La cerimonia di apertura ha visto i saluti istituzionali di Matteo Lorito, rettore dell’Università Federico II, della deputata Marta Schifone, in forza al Miinistero dell’Agricoltura, della Sovranità Alimentare e delle Foreste, di Vincenzo De Luca, presidente della Regione Campania, di Gaetano Manfredi, sindaco di Napoli, di Vincenzo Cuomo, sindaco della Città di Portici, e quelli di Danilo Ercolini, direttore del Dipartimento di Agraria. Dei 150 anni di formazione profusa dall’ente hanno parlato i docenti Stefano Mazzoleni, Domenico Carputo, Paola Adamo, i rappresentanti degli studenti e delle associazioni studentesche, con la moderazione di Pippo Pelo, noto conduttore radiofonico. È stato presentato per il restauro dei saloni della Reggia, riaperti al pubblico proprio in occasione della cerimonia dei 150 anni, mentre alle 12:30 presso la Sala Cinese, la fanfara del X Reggimento Carabinieri Campania ha tenuto una piacevole esibizione.

Per usare le parole di alcuni tra i relatori presenti nessuno tra i fondatori della Scuola, chiamati ad istituire la Riforma Agraria e la Cassa del Mezzogiorno, oltre che a dover fronteggiare gravi epidemie agronomiche quali l’attacco della fillossera e della peronospora, avrebbe mai potuto immaginare il progresso compiuto nell’ultimo secolo ed il futuro radioso della istituzione cui loro hanno contribuito a gettare le fondamenta.
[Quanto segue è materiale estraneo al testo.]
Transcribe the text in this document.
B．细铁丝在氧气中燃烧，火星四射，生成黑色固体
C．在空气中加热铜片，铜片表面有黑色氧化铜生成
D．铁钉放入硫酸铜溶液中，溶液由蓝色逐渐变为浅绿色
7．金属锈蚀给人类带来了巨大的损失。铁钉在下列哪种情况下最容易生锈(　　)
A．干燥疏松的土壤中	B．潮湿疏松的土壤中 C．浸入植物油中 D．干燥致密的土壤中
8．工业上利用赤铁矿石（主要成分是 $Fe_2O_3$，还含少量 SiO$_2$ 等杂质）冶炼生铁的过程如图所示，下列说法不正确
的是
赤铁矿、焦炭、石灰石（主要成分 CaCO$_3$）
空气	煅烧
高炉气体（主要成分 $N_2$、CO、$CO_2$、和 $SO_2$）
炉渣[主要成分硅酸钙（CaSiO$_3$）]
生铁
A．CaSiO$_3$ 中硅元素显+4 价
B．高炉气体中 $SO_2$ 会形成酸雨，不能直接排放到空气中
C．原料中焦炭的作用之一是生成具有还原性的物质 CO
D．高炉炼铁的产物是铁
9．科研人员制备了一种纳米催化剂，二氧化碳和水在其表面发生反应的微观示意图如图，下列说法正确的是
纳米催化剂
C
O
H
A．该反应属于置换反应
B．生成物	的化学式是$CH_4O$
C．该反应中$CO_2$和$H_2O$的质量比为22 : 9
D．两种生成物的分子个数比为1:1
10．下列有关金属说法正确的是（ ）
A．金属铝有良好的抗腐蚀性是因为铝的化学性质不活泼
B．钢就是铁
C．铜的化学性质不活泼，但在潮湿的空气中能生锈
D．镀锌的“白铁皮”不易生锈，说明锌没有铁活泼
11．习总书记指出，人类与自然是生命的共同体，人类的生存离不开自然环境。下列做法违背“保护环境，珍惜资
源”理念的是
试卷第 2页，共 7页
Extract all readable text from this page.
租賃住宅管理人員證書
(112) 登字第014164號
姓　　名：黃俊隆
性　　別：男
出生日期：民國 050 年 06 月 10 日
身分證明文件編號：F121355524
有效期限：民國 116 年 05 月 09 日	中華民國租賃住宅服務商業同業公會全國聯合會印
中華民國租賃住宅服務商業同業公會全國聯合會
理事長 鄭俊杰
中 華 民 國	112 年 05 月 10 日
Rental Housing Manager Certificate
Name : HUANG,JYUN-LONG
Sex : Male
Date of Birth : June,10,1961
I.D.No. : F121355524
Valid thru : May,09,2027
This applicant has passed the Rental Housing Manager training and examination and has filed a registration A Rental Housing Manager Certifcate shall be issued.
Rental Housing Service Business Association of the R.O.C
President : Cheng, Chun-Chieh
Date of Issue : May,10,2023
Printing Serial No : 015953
Non a caso la Facoltà di Portici si è attestata al primo posto in Italia e tra i primi trenta al mondo fino a diventare principale promotrice della nascita di Agritech, centro nazionale per lo sviluppo delle nuove tecnologie in agricoltura e progetto coinvolgente numerose altre università italiane e centri di ricerca per un valore di 350 milioni di euro: un finanziamento senza precedenti per la ricerca nell’ambito agroalimentare, inclusa l’Agricoltura Spaziale. L’ateneo federiciano è inoltre l’ente promotore e responsabile dell’hub nazionale che ha sede nell’ex Manifattura dei Tabacchi, in un’area di Napoli Est da anni in stato di abbandono ed oggi finalmente rivalutata. Tra l’offerta didattica si evidenziano Scienze Agrarie, Forestali e Ambientali, Tecnologie alimentari, Scienze Gastronomiche Mediterranee, innovativo corso di laurea triennale ingegnerizzata dal prof. Raffaele Sacchi, e Viticoltura ed Enologia, specializzazioni presiedute dal prof. Luigi Moio, presidente dell’Organizzazione Internazionale della Vigna e del Vino, oltre agli altri percorsi di studio che accolgono oltre 2000 iscritti, affiancati da un corpo docenti costantemente aggiornato, 150 ricercatori, 90 tecnici, 85 dottorandi con progetti di ricerca per 9,7 milioni di euro.